How Republicans can grow the party's base after Donald Trump is gone

James A. Morone, Opinion contributor
·4 min read

Every news cycle brings us another agonized Republican repeating the plea. “Elect Joe Biden and save the Republican Party,” as former New Jersey Gov. Christine Todd Whitman recently put it.

Republican operatives at the Lincoln Project spin wicked videos designed to get under President Donald Trump’s skin. Veterans from the Bush Administration sign up with 43 Alumni for Biden. Retired security officers leap on the blue bandwagon.

The list runs on but, unfortunately, they’re not likely to get what they want.

Electing Joe Biden is not going to change the Republican Party any more than electing Barack Obama did. The Republican faithful are fervent about Trumpism. Losing an election — even losing big — won’t change that. What Republican moderates really need are new party members with fresh attitudes.

How do they find them? By joining Democrats for something more meaningful. Republicans could transform their party by securing the right to vote. For everyone. Automatically. Register all Americans when they turn 18. No caveats. No paperwork. No convoluted residency tests.

Today, technology makes it possible to identify voters without ID cards — much less taking two different days to register and cast a ballot.

In fact, Republicans who really want to shake up their party should go even bolder and require people to vote — like Australia and Belgium already do.
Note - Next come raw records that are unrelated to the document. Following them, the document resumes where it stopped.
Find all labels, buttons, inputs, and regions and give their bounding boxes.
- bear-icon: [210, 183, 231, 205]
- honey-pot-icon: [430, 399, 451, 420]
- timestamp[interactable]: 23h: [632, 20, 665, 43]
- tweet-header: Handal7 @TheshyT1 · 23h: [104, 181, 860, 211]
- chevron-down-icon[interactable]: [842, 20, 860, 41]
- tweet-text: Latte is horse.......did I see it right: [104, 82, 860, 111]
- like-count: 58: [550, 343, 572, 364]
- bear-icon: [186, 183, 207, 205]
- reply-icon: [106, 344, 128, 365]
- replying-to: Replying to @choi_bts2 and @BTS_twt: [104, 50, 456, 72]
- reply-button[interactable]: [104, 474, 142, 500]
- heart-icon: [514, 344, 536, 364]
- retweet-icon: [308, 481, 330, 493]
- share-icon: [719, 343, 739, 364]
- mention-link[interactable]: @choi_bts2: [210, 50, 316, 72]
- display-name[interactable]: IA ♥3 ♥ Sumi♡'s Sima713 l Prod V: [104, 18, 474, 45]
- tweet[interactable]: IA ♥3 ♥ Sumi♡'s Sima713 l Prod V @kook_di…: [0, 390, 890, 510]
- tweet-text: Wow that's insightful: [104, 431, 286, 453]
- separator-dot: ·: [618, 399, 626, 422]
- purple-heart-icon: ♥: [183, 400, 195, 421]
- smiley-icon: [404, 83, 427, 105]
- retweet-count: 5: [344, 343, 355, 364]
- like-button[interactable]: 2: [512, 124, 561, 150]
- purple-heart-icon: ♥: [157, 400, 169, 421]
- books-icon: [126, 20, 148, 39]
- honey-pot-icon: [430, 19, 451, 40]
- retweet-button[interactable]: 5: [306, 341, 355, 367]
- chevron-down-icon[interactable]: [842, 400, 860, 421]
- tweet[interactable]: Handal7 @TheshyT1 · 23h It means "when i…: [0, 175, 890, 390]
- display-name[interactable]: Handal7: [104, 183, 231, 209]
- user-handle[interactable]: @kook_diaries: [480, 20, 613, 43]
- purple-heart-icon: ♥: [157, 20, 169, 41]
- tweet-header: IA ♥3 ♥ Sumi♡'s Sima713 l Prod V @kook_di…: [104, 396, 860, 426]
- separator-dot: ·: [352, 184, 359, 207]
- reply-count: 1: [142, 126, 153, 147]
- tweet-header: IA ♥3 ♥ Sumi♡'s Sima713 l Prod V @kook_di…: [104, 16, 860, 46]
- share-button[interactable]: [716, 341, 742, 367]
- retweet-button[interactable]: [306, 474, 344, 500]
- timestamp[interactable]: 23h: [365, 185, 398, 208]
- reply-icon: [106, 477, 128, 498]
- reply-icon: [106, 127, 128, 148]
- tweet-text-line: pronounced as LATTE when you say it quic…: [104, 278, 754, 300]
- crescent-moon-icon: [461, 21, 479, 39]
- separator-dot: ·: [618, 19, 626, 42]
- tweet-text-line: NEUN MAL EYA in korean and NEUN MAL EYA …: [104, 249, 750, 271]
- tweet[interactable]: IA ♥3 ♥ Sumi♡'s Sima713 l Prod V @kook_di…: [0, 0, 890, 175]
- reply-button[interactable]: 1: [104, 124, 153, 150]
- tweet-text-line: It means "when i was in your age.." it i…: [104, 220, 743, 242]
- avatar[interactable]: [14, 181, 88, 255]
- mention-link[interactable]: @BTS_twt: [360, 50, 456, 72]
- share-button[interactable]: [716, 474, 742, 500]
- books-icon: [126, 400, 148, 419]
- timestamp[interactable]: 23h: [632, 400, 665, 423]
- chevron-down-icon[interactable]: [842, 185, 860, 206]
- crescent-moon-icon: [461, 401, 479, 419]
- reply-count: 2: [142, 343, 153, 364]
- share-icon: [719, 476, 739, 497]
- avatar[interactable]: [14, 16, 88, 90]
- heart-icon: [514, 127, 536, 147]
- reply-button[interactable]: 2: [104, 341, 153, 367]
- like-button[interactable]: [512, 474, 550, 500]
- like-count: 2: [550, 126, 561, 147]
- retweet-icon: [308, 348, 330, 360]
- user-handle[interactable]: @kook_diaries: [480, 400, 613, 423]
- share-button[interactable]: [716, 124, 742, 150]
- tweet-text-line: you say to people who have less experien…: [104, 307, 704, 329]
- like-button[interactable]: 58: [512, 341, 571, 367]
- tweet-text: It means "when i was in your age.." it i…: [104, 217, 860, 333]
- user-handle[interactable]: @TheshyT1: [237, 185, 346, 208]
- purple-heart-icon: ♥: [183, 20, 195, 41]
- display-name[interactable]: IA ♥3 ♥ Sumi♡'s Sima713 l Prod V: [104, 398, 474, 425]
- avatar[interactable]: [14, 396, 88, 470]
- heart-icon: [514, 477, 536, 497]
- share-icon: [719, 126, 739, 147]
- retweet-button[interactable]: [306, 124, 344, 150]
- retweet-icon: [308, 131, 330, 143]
Failing to vote harms the republic a lot more than, say, smoking marijuana or parking illegally and it ought to be treated the same way.

President Donald Trump and Vice President Mike Pence at the Republican National Convention on  Aug. 24, 2020, in Charlotte, North Carolina.
President Donald Trump and Vice President Mike Pence at the Republican National Convention on Aug. 24, 2020, in Charlotte, North Carolina.

I know, this sounds crazy. After all, it’s the Democrats who piously preach voting rights. Republicans respond by purging voter lists, creating convoluted ID requirements, banning former felons, cutting voting times and more. President Trump has been refreshingly candid about how big turnouts hurt his party.

But think about it for minute. The many barriers to voting tilt elections toward the most intense partisans — candidates win by tossing them red meat. A larger electorate would force the true believers to reach out to lukewarm neighbors lingering on the sidelines. Rather than simply signing up for Biden or badmouthing the president, reform-minded Republicans should look for ways to draft new voters.

GOP turned away from its roots

Today’s Republican problem goes back to a fateful choice the party made in the 1960s. Back then, many Republicans were racial liberals. In fact, they saved the Civil Rights Act. Time magazine called it their bill, more than anyone else’s.

Then the party discovered the power of white anxiety and that changed everything.

During the 1964 Republican convention, when Barry Goldwater captured the party, racial furies crawled into his coalition alongside honest conservatives. Jackie Robinson, who broke baseball’s color line, was there as an alternate delegate from New York. “That convention was one of the most unforgettable and frightening experiences of my life,” he testified on the front pages of the Black press. I learned “how it must have felt to be a Jew in Hitler’s Germany.”

Belva Davis, a Black reporter, had to flee the hall as delegates, screaming racial epithets, pelted her with mustard-soaked hot dogs, half-eaten Snickers bars and a glass soda bottle that whizzed inches from her head and shattered against the concrete wall. That marked the end of most African Americans in the Republican Party.

White people replaced them. For the next 50 years, Democrats averaged only 39% of the white vote in presidential elections. As a result, Republicans won big victories, one after another, averaging a whopping 450 Electoral College votes (out of 538) between 1968 and 1988.

The racial strategy did not require much effort until the demographics began to turn.

Over time, immigrants entered (or were pushed) into the Democratic coalition. Young people joined them. And women. The politics of whiteness required more and harsher. More unabashed voter suppression. Harsher tribal roars.

Imagine how things would change if everyone could easily vote. In many places, that would push Republicans to reach out for their former friends — African Americans, women (the gender gap rose up in the 1980s) or Asian-Americans (who stuck with the Republican all the way through Bob Dole’s run against Bill Clinton in 1996).

Larger electorate will add diversity

A larger electorate would encourage more diverse messages. In the long run, Republicans will flourish when they finally bust the link between conservatism and whiteness.

Voting for Biden is not enough to transform the party. In the real world, people need incentives. Republicans could help create them. Induce more people to vote and watch a fresh generation of young Republicans rise up and reach beyond the angry base.

The alternative — a party clinging to power by fiercely suppressing voters and accommodating racial wrath — will sink us deeper into our current mess. And, quite possibly, sink our democracy altogether.

James Morone is a professor at Brown University and the author of "Republic of Wrath: How American Politics Turned Tribal from George Washington to Donald Trump."